Portland State University professor Andrew Mashburn was recently awarded a $3.3 million federal grant to implement a unique program that readies underserved preschool children for kindergarten and beyond.
Called MindUp, the program was initially started by actress Goldie Hawn’s foundation and provides supplementary curriculum to K through 8 classrooms. It also offers a preschool version, which Mashburn will be testing for the first time in 120 classrooms over the next five years.
As a developmental psychologist, the program is a good fit for Mashburn’s research, which focuses primarily on four-year-old preschoolers who are transitioning into kindergarten.
MindUp’s curriculum is essentially designed to assist children in developing social-emotional and self-regulation skills. It encompasses specific activities such as focusing their attention, following instructions, cooperating with fellow students, and managing their feelings and behaviors.
“We know that the moment when kids enter kindergarten is a really important time in their lives, and that the skills they’ve acquired up to that point – and the opportunities they’ve been provided to develop those skills – are predictive of their later skills and achievements in third grade, eighth grade, and even later grades,” Mashburn told The Skanner.
He also added that the economic returns of investing early on in the lives of children has a strong payoff in the long term, when compared to addressing problems once they’ve already emerged.
“My work is really about promoting the skills of young children, so that when they enter kindergarten they’re ready to go and they’re on a pathway towards success,” he said.
MindUp is currently in its pilot phase, during which time Mashburn and his team will be studying the implementation of the program into 10 Portland preschools. This includes teacher training, providing curriculum and materials, individual classroom check-ins with a program mentor, and hosting group meetings between the schools to workshop MindUp’s progress.
Beginning in the 2019-20 school year, MindUp will launch its first official phase in Multnomah County, followed by Washington County in 2020-21, and finally Clackamas County in 2021-22.
Each cohort will also have a “waitlist” control group to monitor the difference between students participating in MindUp and those students who are learning from their regular curriculum. After one year, the waitlist class can then employ MindUp’s programming.

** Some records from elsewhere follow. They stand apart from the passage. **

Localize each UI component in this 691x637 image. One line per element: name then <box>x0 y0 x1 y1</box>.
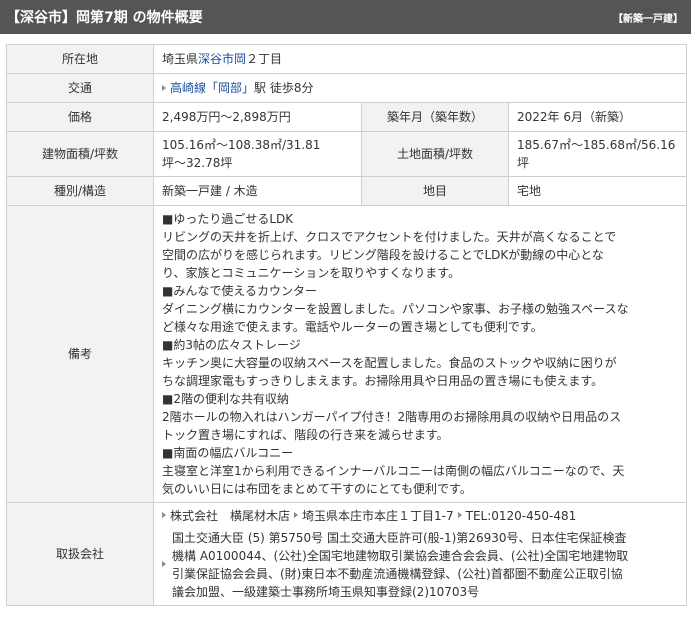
land-area-label: 土地面積/坪数 <box>361 131 509 177</box>
remarks-line: 空間の広がりを感じられます。リビング階段を設けることでLDKが動線の中心とな <box>162 248 604 262</box>
agent-label: 取扱会社 <box>6 502 154 606</box>
bullet-triangle-icon <box>162 84 166 91</box>
address-value: 埼玉県深谷市岡２丁目 <box>152 44 688 74</box>
transport-label: 交通 <box>6 73 154 103</box>
land-category-value: 宅地 <box>507 176 688 206</box>
remarks-line: り、家族とコミュニケーションを取りやすくなります。 <box>162 266 461 280</box>
property-spec-table: 所在地 埼玉県深谷市岡２丁目 交通 高崎線「岡部」駅 徒歩8分 価格 2,498… <box>6 44 688 606</box>
remarks-line: リビングの天井を折上げ、クロスでアクセントを付けました。天井が高くなることで <box>162 230 617 244</box>
row-price: 価格 2,498万円～2,898万円 築年月（築年数） 2022年 6月（新築） <box>6 102 688 132</box>
bullet-triangle-icon <box>162 512 166 518</box>
address-prefix: 埼玉県 <box>162 52 199 66</box>
license-line: 国土交通大臣 (5) 第5750号 国土交通大臣許可(般-1)第26930号、日… <box>172 531 627 545</box>
row-address: 所在地 埼玉県深谷市岡２丁目 <box>6 44 688 74</box>
type-value: 新築一戸建 / 木造 <box>153 176 362 206</box>
row-type: 種別/構造 新築一戸建 / 木造 地目 宅地 <box>6 176 688 206</box>
row-agent: 取扱会社 株式会社 横尾材木店 埼玉県本庄市本庄１丁目1-7 TEL:0120-… <box>6 502 688 606</box>
remarks-line: 気のいい日には布団をまとめて干すのにとても便利です。 <box>162 482 472 496</box>
license-line: 議会加盟、一級建築士事務所埼玉県知事登録(2)10703号 <box>172 585 480 599</box>
license-text: 国土交通大臣 (5) 第5750号 国土交通大臣許可(般-1)第26930号、日… <box>170 529 628 601</box>
agent-contact: 株式会社 横尾材木店 埼玉県本庄市本庄１丁目1-7 TEL:0120-450-4… <box>162 507 678 525</box>
remarks-label: 備考 <box>6 205 154 503</box>
license-line: 引業保証協会会員、(財)東日本不動産流通機構登録、(公社)首都圏不動産公正取引協 <box>172 567 623 581</box>
transport-value: 高崎線「岡部」駅 徒歩8分 <box>152 73 688 103</box>
train-line-link[interactable]: 高崎線 <box>170 81 206 95</box>
land-area-value: 185.67㎡～185.68㎡/56.16坪 <box>507 131 688 177</box>
built-value: 2022年 6月（新築） <box>507 102 688 132</box>
agent-address: 埼玉県本庄市本庄１丁目1-7 <box>302 509 454 523</box>
remarks-line: キッチン奥に大容量の収納スペースを配置しました。食品のストックや収納に困りが <box>162 356 617 370</box>
agent-value: 株式会社 横尾材木店 埼玉県本庄市本庄１丁目1-7 TEL:0120-450-4… <box>152 502 688 606</box>
address-suffix: ２丁目 <box>246 52 283 66</box>
station-link[interactable]: 「岡部」 <box>206 81 254 95</box>
agent-company: 株式会社 横尾材木店 <box>170 509 291 523</box>
remarks-line: ダイニング横にカウンターを設置しました。パソコンや家事、お子様の勉強スペースな <box>162 302 629 316</box>
section-header: 【深谷市】岡第7期 の物件概要 【新築一戸建】 <box>0 0 691 34</box>
building-area-label: 建物面積/坪数 <box>6 131 154 177</box>
bullet-triangle-icon <box>294 512 299 518</box>
remarks-value: ■ゆったり過ごせるLDK リビングの天井を折上げ、クロスでアクセントを付けました… <box>152 205 688 503</box>
remarks-line: ど様々な用途で使えます。電話やルーターの置き場としても便利です。 <box>162 320 543 334</box>
row-transport: 交通 高崎線「岡部」駅 徒歩8分 <box>6 73 688 103</box>
row-area: 建物面積/坪数 105.16㎡～108.38㎡/31.81 坪～32.78坪 土… <box>6 131 688 177</box>
remarks-line: ■約3帖の広々ストレージ <box>162 338 301 352</box>
agent-license: 国土交通大臣 (5) 第5750号 国土交通大臣許可(般-1)第26930号、日… <box>162 529 678 601</box>
bullet-triangle-icon <box>457 512 462 518</box>
land-category-label: 地目 <box>361 176 509 206</box>
price-label: 価格 <box>6 102 154 132</box>
remarks-line: ■ゆったり過ごせるLDK <box>162 212 294 226</box>
row-remarks: 備考 ■ゆったり過ごせるLDK リビングの天井を折上げ、クロスでアクセントを付け… <box>6 205 688 503</box>
type-label: 種別/構造 <box>6 176 154 206</box>
remarks-line: ■南面の幅広バルコニー <box>162 446 294 460</box>
property-type-badge: 【新築一戸建】 <box>613 13 683 25</box>
remarks-line: ■2階の便利な共有収納 <box>162 392 289 406</box>
price-value: 2,498万円～2,898万円 <box>153 102 362 132</box>
bullet-triangle-icon <box>162 561 166 567</box>
remarks-line: ■みんなで使えるカウンター <box>162 284 317 298</box>
building-area-line1: 105.16㎡～108.38㎡/31.81 <box>162 138 321 152</box>
remarks-line: 主寝室と洋室1から利用できるインナーバルコニーは南側の幅広バルコニーなので、天 <box>162 464 625 478</box>
building-area-value: 105.16㎡～108.38㎡/31.81 坪～32.78坪 <box>153 131 362 177</box>
page-title: 【深谷市】岡第7期 の物件概要 <box>6 10 203 26</box>
remarks-line: 2階ホールの物入れはハンガーパイプ付き！2階専用のお掃除用具の収納や日用品のス <box>162 410 622 424</box>
license-line: 機構 A0100044、(公社)全国宅地建物取引業協会連合会会員、(公社)全国宅… <box>172 549 629 563</box>
agent-tel: TEL:0120-450-481 <box>465 509 577 523</box>
built-label: 築年月（築年数） <box>361 102 509 132</box>
remarks-line: ちな調理家電もすっきりしまえます。お掃除用具や日用品の置き場にも使えます。 <box>162 374 604 388</box>
building-area-line2: 坪～32.78坪 <box>162 156 233 170</box>
remarks-line: トック置き場にすれば、階段の行き来を減らせます。 <box>162 428 449 442</box>
address-city-link[interactable]: 深谷市岡 <box>198 52 246 66</box>
address-label: 所在地 <box>6 44 154 74</box>
walk-time: 駅 徒歩8分 <box>254 81 314 95</box>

“That’s the basis by which we tell if it works,” said Mashburn. “We make those comparisons between the MindUp classrooms and the waitlist control classrooms to look at any differences among the kids’ outcomes.”
The study’s participating classrooms will be largely comprised of social and economically-disadvantaged children from a patchwork of preschools, including state and federally-funded programs, as well as both not-for-profit and small for-profit classrooms.
“This is where the meat is, these are the kids that need this program the most,” Mashburn said. “So for us, the biggest bang for our buck in terms of making a difference in the lives of kids entering kindergarten, would be to focus on providing resources for underserved kids and underserved preschool classrooms, which typically aren’t part of professional development networks, like what we’re offering.”